During fasting, cellular lipophagy is activated and lipid stores are catabolized. O’Rourke and Ruvkun identify two metabolic transcriptional regulators, MXL-3 and HLH-30, which orchestrate the adaptive response to fasting by modulating the expression of lysosomal lipases and autophagy genes. In addition, they show that these regulators can influence C. elegans aging.
Longmore and colleagues show that in cancer cells that have undergone epithelial-to-mesenchymal transition (EMT), activation of the collagen I receptor DDR2 results in ERK2-dependent maintenance of the protein levels and activity of the EMT inducer SNAIL1, thus facilitating cancer cell invasion and metastasis.
Howard and colleagues demonstrate that the XMAP215 and EB1 microtubule plus-end binding proteins synergistically promote microtubule growth in vitro, at rates comparable to those measured in cells.

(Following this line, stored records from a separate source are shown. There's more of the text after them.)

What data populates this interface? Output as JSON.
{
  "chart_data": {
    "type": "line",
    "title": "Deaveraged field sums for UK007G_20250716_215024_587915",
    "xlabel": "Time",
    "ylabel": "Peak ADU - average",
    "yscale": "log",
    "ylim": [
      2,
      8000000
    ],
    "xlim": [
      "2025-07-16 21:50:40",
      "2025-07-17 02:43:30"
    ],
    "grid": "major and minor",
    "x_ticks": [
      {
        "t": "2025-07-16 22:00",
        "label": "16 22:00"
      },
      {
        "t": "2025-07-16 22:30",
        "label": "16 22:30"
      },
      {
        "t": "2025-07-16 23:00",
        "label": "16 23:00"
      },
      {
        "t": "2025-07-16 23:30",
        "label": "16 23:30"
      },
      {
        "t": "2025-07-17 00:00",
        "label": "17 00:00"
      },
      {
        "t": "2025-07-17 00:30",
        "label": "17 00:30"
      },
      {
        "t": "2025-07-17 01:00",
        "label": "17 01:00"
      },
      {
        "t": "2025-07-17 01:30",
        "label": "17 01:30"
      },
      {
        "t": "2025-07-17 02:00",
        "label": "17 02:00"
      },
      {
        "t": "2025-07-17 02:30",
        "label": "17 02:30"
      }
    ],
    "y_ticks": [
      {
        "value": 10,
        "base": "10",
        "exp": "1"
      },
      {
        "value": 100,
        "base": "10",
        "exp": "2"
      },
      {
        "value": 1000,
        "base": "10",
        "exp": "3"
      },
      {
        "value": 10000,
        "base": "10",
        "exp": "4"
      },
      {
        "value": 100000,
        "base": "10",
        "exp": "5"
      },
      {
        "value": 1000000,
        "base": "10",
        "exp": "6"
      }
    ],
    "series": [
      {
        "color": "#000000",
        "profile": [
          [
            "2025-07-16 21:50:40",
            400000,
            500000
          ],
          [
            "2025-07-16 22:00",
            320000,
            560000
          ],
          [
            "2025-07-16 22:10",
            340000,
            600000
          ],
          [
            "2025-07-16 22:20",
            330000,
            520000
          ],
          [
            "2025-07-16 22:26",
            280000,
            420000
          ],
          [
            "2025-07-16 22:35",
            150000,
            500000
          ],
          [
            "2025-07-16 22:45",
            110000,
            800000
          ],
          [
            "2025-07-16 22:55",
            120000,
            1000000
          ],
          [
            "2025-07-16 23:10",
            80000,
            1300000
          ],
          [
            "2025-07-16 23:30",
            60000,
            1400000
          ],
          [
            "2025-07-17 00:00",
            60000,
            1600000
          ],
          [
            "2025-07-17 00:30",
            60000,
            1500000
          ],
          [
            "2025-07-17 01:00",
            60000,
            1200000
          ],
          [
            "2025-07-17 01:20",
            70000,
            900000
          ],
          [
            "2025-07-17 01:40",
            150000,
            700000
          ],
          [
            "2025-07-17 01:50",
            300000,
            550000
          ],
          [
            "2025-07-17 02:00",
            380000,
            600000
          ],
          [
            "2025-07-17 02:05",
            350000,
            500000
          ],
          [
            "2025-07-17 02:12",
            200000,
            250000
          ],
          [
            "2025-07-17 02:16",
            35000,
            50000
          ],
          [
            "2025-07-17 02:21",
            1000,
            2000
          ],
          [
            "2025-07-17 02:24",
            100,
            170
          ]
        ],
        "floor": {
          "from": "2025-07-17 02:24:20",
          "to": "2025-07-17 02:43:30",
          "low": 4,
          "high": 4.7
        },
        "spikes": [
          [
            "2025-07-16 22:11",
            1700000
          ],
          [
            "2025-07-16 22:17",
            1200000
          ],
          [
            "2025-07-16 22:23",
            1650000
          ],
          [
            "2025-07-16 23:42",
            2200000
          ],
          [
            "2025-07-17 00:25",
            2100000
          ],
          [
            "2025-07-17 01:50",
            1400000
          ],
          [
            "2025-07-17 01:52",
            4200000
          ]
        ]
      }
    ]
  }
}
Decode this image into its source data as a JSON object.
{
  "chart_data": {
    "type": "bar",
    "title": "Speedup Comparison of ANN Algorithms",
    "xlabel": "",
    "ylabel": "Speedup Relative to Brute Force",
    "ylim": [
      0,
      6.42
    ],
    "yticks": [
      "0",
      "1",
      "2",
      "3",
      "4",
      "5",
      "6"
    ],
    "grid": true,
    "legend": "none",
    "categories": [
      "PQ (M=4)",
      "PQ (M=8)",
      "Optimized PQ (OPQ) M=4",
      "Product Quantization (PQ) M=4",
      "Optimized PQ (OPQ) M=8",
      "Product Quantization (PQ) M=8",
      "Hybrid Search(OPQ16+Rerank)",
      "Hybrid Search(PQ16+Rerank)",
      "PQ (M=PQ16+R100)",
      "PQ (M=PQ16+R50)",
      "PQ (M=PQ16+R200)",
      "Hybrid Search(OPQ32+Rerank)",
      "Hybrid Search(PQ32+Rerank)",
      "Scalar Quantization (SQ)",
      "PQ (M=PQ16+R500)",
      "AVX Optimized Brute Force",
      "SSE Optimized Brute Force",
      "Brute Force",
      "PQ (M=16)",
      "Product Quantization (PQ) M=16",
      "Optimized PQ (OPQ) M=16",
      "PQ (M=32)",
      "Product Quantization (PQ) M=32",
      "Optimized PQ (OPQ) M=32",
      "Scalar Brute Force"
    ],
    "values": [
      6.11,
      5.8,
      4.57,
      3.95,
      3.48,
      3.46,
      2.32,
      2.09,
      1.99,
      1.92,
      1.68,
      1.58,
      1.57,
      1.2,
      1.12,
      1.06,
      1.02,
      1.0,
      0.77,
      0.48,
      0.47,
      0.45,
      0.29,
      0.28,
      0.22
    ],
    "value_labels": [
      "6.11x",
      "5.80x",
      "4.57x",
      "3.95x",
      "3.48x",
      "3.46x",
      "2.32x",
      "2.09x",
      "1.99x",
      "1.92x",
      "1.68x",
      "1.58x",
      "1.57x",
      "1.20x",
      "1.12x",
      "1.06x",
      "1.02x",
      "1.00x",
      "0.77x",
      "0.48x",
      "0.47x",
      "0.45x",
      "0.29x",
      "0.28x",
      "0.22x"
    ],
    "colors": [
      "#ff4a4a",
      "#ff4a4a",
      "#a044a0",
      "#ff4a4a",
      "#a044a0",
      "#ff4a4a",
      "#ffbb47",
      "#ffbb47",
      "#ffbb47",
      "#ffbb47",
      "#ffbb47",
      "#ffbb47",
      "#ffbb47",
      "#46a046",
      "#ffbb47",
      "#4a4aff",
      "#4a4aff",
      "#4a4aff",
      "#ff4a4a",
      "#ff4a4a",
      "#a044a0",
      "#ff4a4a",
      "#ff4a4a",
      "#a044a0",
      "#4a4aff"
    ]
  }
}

For double-strand breaks to be repaired by homologous recombination, the homologous template must be in the nuclear space. By elegant genetic manipulation of yeast chromosomes, Kupiec and colleagues show that nuclear organization influences repair efficiency.
Human embryonic stem cells contain 5-hydroxymethylcytosine (5hmC) generated by the TET enzyme. Jin and colleagues show that TET1 increases 5hmC levels during reprogramming to human inducible pluripotent stem cells, and although this change is critical for optimal epigenetic reprogramming, it does not compromise primed pluripotency.